El arranque de las vacaciones de invierno en la provincia de Buenos Aires trajo preocupación en el sector turístico: lejos de los números esperados, la ocupación hotelera se mantiene en niveles bajos y el movimiento es dispar, con una tendencia generalizada a estadías cortas, decisiones de último momento y consumo más contenido.

 

En Mar del Plata, uno de los principales destinos del país, las reservas hoteleras no superaban el 30 % al inicio del receso, con leves repuntes hacia el fin de semana impulsados por ofertas y promociones.
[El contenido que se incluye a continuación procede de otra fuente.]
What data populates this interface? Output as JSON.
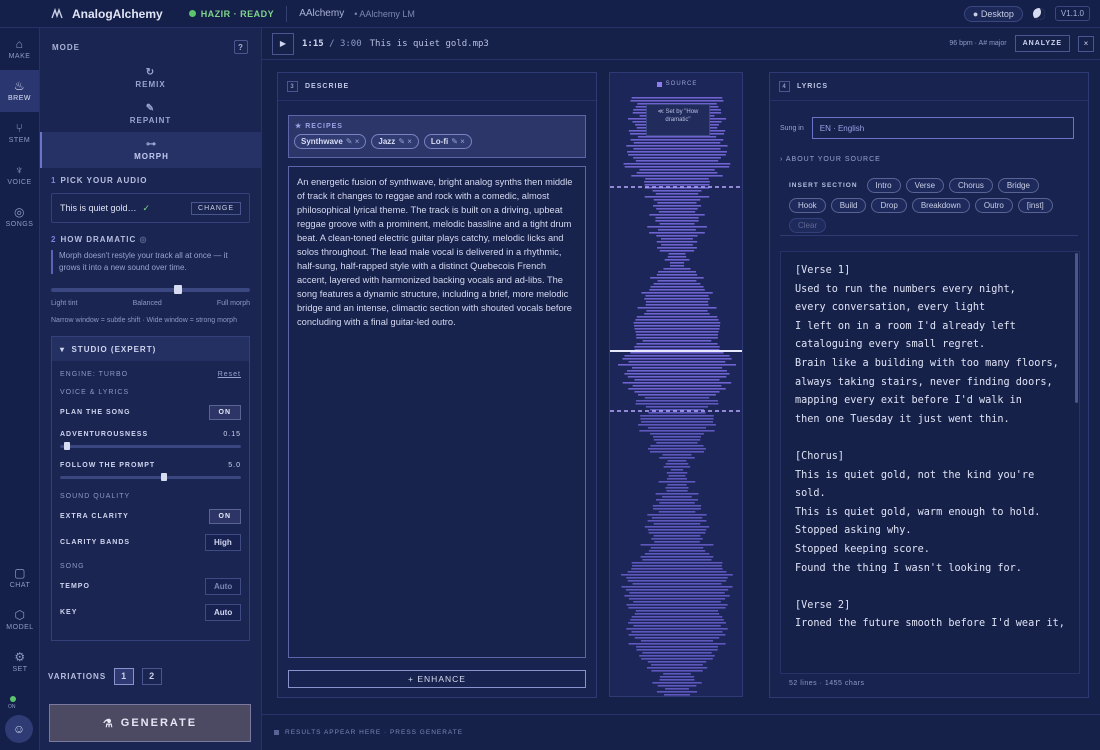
{
  "topbar": {
    "app_name": "AnalogAlchemy",
    "status": "HAZIR · READY",
    "model_name": "AAlchemy",
    "model_sub": "• AAlchemy LM",
    "desktop_label": "● Desktop",
    "version": "V1.1.0"
  },
  "rail": [
    {
      "label": "MAKE",
      "icon": "flask-icon"
    },
    {
      "label": "BREW",
      "icon": "cauldron-icon",
      "active": true
    },
    {
      "label": "STEM",
      "icon": "stem-icon"
    },
    {
      "label": "VOICE",
      "icon": "microphone-icon"
    },
    {
      "label": "SONGS",
      "icon": "disc-icon"
    },
    {
      "label": "CHAT",
      "icon": "chat-icon"
    },
    {
      "label": "MODEL",
      "icon": "cube-icon"
    },
    {
      "label": "SET",
      "icon": "gear-icon"
    }
  ],
  "rail_status": "ON",
  "panel": {
    "mode_label": "MODE",
    "help": "?",
    "modes": [
      {
        "label": "REMIX",
        "icon": "remix-icon"
      },
      {
        "label": "REPAINT",
        "icon": "brush-icon"
      },
      {
        "label": "MORPH",
        "icon": "morph-icon",
        "active": true
      }
    ],
    "pick_num": "1",
    "pick_title": "PICK YOUR AUDIO",
    "file_name": "This is quiet gold…",
    "change_label": "CHANGE",
    "dramatic_num": "2",
    "dramatic_title": "HOW DRAMATIC",
    "dramatic_note": "Morph doesn't restyle your track all at once — it grows it into a new sound over time.",
    "dramatic_value": 0.62,
    "slider_labels": [
      "Light tint",
      "Balanced",
      "Full morph"
    ],
    "dramatic_hint": "Narrow window = subtle shift · Wide window = strong morph",
    "studio": {
      "title": "STUDIO (EXPERT)",
      "engine": "ENGINE: TURBO",
      "reset": "Reset",
      "voice_lyrics": "VOICE & LYRICS",
      "plan_song": "PLAN THE SONG",
      "plan_song_val": "ON",
      "adventurousness": "ADVENTUROUSNESS",
      "adventurousness_val": "0.15",
      "follow_prompt": "FOLLOW THE PROMPT",
      "follow_prompt_val": "5.0",
      "sound_quality": "SOUND QUALITY",
      "extra_clarity": "EXTRA CLARITY",
      "extra_clarity_val": "ON",
      "clarity_bands": "CLARITY BANDS",
      "clarity_bands_val": "High",
      "song": "SONG",
      "tempo": "TEMPO",
      "tempo_val": "Auto",
      "key": "KEY",
      "key_val": "Auto"
    },
    "variations_label": "VARIATIONS",
    "variations": [
      "1",
      "2"
    ],
    "generate_label": "GENERATE"
  },
  "player": {
    "time": "1:15",
    "duration": "/ 3:00",
    "file": "This is quiet gold.mp3",
    "info": "96 bpm · A# major",
    "analyze": "ANALYZE",
    "close": "×"
  },
  "describe": {
    "num": "3",
    "title": "DESCRIBE",
    "recipes_label": "RECIPES",
    "recipes": [
      "Synthwave",
      "Jazz",
      "Lo-fi"
    ],
    "text": "An energetic fusion of synthwave, bright analog synths then middle of track it changes to reggae and rock with a comedic, almost philosophical lyrical theme. The track is built on a driving, upbeat reggae groove with a prominent, melodic bassline and a tight drum beat. A clean-toned electric guitar plays catchy, melodic licks and solos throughout. The lead male vocal is delivered in a rhythmic, half-sung, half-rapped style with a distinct Quebecois French accent, layered with harmonized backing vocals and ad-libs. The song features a dynamic structure, including a brief, more melodic bridge and an intense, climactic section with shouted vocals before concluding with a final guitar-led outro.",
    "enhance": "+ ENHANCE"
  },
  "source": {
    "label": "SOURCE",
    "tip": "≪ Set by \"How dramatic\""
  },
  "lyrics": {
    "num": "4",
    "title": "LYRICS",
    "sung_in": "Sung in",
    "language": "EN · English",
    "about": "› ABOUT YOUR SOURCE",
    "insert_label": "INSERT SECTION",
    "sections": [
      "Intro",
      "Verse",
      "Chorus",
      "Bridge",
      "Hook",
      "Build",
      "Drop",
      "Breakdown",
      "Outro",
      "[inst]"
    ],
    "clear": "Clear",
    "text": "[Verse 1]\nUsed to run the numbers every night,\nevery conversation, every light\nI left on in a room I'd already left\ncataloguing every small regret.\nBrain like a building with too many floors,\nalways taking stairs, never finding doors,\nmapping every exit before I'd walk in\nthen one Tuesday it just went thin.\n\n[Chorus]\nThis is quiet gold, not the kind you're sold.\nThis is quiet gold, warm enough to hold.\nStopped asking why.\nStopped keeping score.\nFound the thing I wasn't looking for.\n\n[Verse 2]\nIroned the future smooth before I'd wear it,",
    "footer": "52 lines · 1455 chars"
  },
  "results": "RESULTS APPEAR HERE · PRESS GENERATE"
}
Desde el sector reconocen que se trata de una temporada invernal floja.

 

Otros puntos de la Costa Atlántica, como Pinamar, Villa Gesell o Necochea, atraviesan un escenario similar. El turismo familiar es el que más se moviliza, buscando naturaleza, descanso y precios razonables, aunque el nivel de reservas previas fue escaso y la ocupación ronda entre el 30 y el 45 %.

 

En paralelo, las sierras y pueblos turísticos como Tandil, Sierra de la Ventana o San Antonio de Areco muestran cifras apenas más alentadoras, sobre todo en cabañas y alojamientos rurales. En estos destinos, las escapadas de fin de semana siguen siendo la opción más elegida, pero sin llegar a colmar la capacidad disponible.

 

La ciudad de Buenos Aires, por su parte, también sufrió una caída. Según datos relevados por medios nacionales, la ocupación hotelera alcanzó un 49 % durante la primera semana y descendió al 35 % en la segunda, lo que marca una tendencia clara: menos turismo interno y mayor preferencia por viajar al exterior.

 

El fenómeno responde, en gran medida, a la situación económica y a la diferencia cambiaria, que volvió a posicionar a destinos internacionales como una opción competitiva. A eso se suma un cambio de comportamiento: más cautela, menos días fuera de casa y un presupuesto ajustado.

 

Para los operadores turísticos, la esperanza está puesta en las decisiones de último minuto, el buen clima y las promociones agresivas que incentiven el movimiento. Sin embargo, reconocen que el invierno 2025 no está siendo lo que esperaban y que la recuperación del sector, tras años complejos, aún parece lejana.